A further inaccuracy that has been dispelled is the scope of treasury outsourcing. Treasury is rarely fully outsourced, and it is essential that the company remains in control, takes the decisions and determines strategy, counterparties and risk management approach. The role of a managed treasury service provider is transaction execution, deliver the business process, reporting and accounting. This doesn’t preclude, however, the scope to independently advise and add value.

Real Reasons for Considering Managed Treasury

In the current climate there are two outsourcing models: one where an integral part of the treasury process is outsourced and the other where there is a ring-fenced reason for doing so.

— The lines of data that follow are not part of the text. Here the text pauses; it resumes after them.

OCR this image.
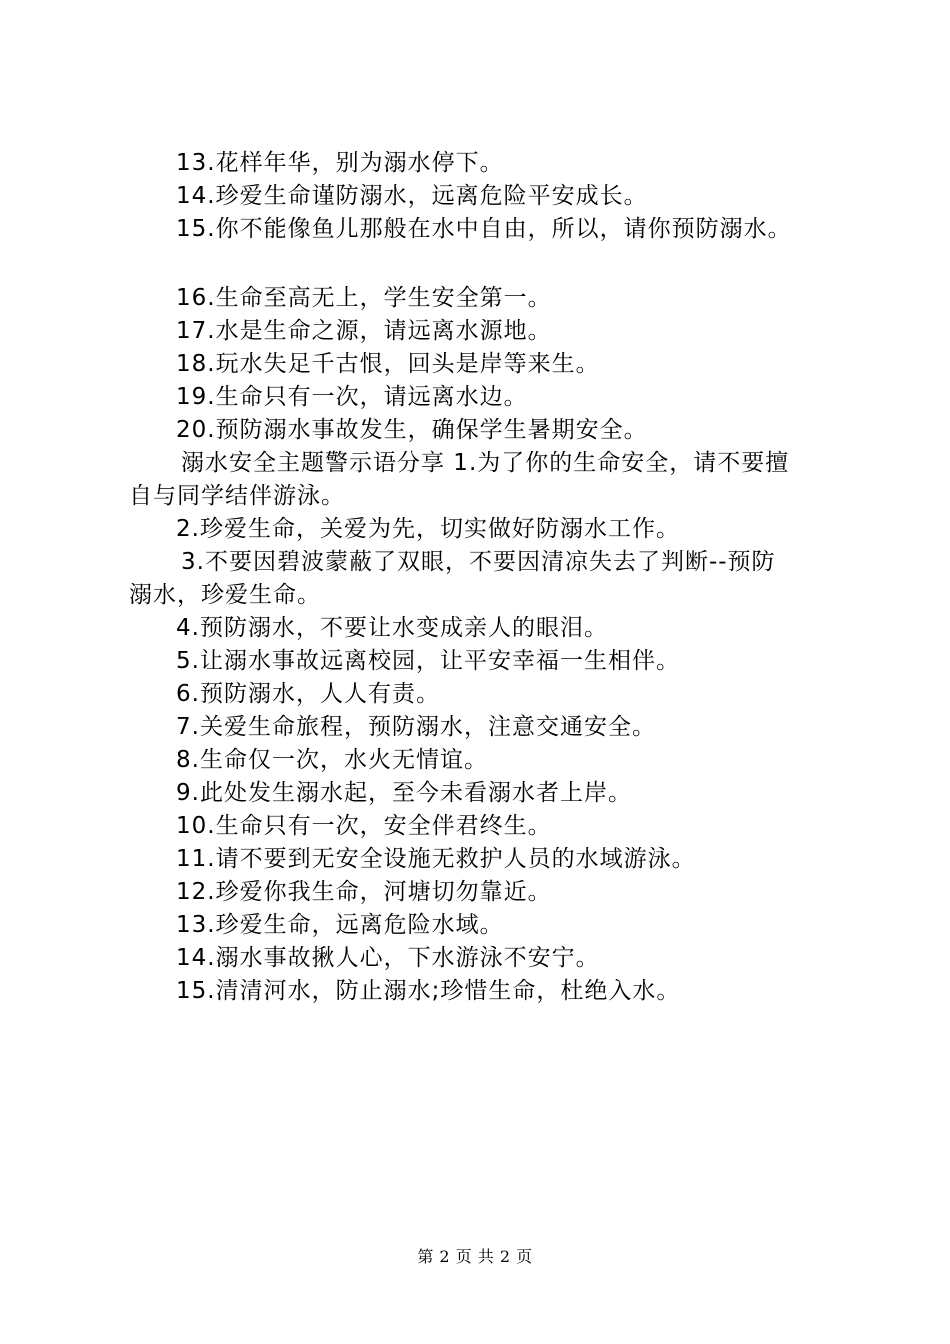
13.花样年华，别为溺水停下。
14.珍爱生命谨防溺水，远离危险平安成长。
15.你不能像鱼儿那般在水中自由，所以，请你预防溺水。
16.生命至高无上，学生安全第一。
17.水是生命之源，请远离水源地。
18.玩水失足千古恨，回头是岸等来生。
19.生命只有一次，请远离水边。
20.预防溺水事故发生，确保学生暑期安全。
溺水安全主题警示语分享 1.为了你的生命安全，请不要擅
自与同学结伴游泳。
2.珍爱生命，关爱为先，切实做好防溺水工作。
3.不要因碧波蒙蔽了双眼，不要因清凉失去了判断--预防
溺水，珍爱生命。
4.预防溺水，不要让水变成亲人的眼泪。
5.让溺水事故远离校园，让平安幸福一生相伴。
6.预防溺水，人人有责。
7.关爱生命旅程，预防溺水，注意交通安全。
8.生命仅一次，水火无情谊。
9.此处发生溺水起，至今未看溺水者上岸。
10.生命只有一次，安全伴君终生。
11.请不要到无安全设施无救护人员的水域游泳。
12.珍爱你我生命，河塘切勿靠近。
13.珍爱生命，远离危险水域。
14.溺水事故揪人心，下水游泳不安宁。
15.清清河水，防止溺水;珍惜生命，杜绝入水。
第 2 页 共 2 页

Ring-fenced services relate to treasury activities that operate on a standalone basis, such as inter-company netting and inter-company administration. Andrew Goldie, managing director of Coprocess, provider of the Coprocess.Netting multilateral netting system says that “clients can save between 0.1% and 0.4% on their gross inter-company payments” from operating a multilateral netting structure. Netting easily lends itself to outsourcing, particularly where internal resources are stretched. Inter-company loan administration is often established in jurisdictions in favourable tax regimes and, subject to meeting tax and regulatory substance requirements, also lends itself easily to outsourcing, particularly where the company has no presence or expertise in the jurisdiction.

The model for outsourcing an integral part of the treasury process is now customised and modularised to meet specific requirements, the best examples being:

  • A full suite managed treasury solution: the provision of front, back and middle office treasury services and a state-of-the art technology solution customised to meet a company’s specific needs.
  • Back and middle office services: where the company’s in-house treasury runs its own front office treasury management activities in-house, while using the outsourced service provider’s treasury technology infrastructure and for treasury back and middle office services.

The reasons why companies consider managed treasury on an outsourced basis are:

  • Cost: installing a cost-effective professional treasury with all necessary systems can be difficult. as many companies cannot justify the level of resources required to provide a best practice treasury control environment.
  • Technology: outsourcing avoids the expensive investment in treasury technology and infrastructure. There is also a significant cost and effort required in retaining the technology resource expertise to maintain and operate the technology platform. In all likelihood, any company that has already invested heavily in a treasury management system (TMS) is less likely to consider the benefits of outsourcing, but conversely it is a real alternative for a company with a technology need or with legacy systems.
  • Resources: for certain types and sizes of companies, attracting and retaining expert professional staff can be costly and problematic, and a back and middle office service can work in this circumstance.
  • Control: for companies where there are control gaps, outsourcing part of the process such as the back office, immediately contributes to having a sound corporate control framework.
  • Set-up: in a situation where there is a need to establish treasury capability quickly, for example in the case of a merger or divestment, outsourcing lends itself to a quick implementation timeframe since the technology infrastructure and resources are already in place.

Dead or Alive?

Evidence shows that a managed treasury (or outsourcing) works and works very well for some. Some of the misnomers of the past have been dispelled – the company retains decision making, and customisation rather than standardisation is the name of the game. In addition, ring-fenced netting and inter-company loan administration has benefits for all. However, it’s not for many, and unlikely to be of interest where expensive investment in technology has already been made.

Outsourcing is neither alive nor dead, but evolved.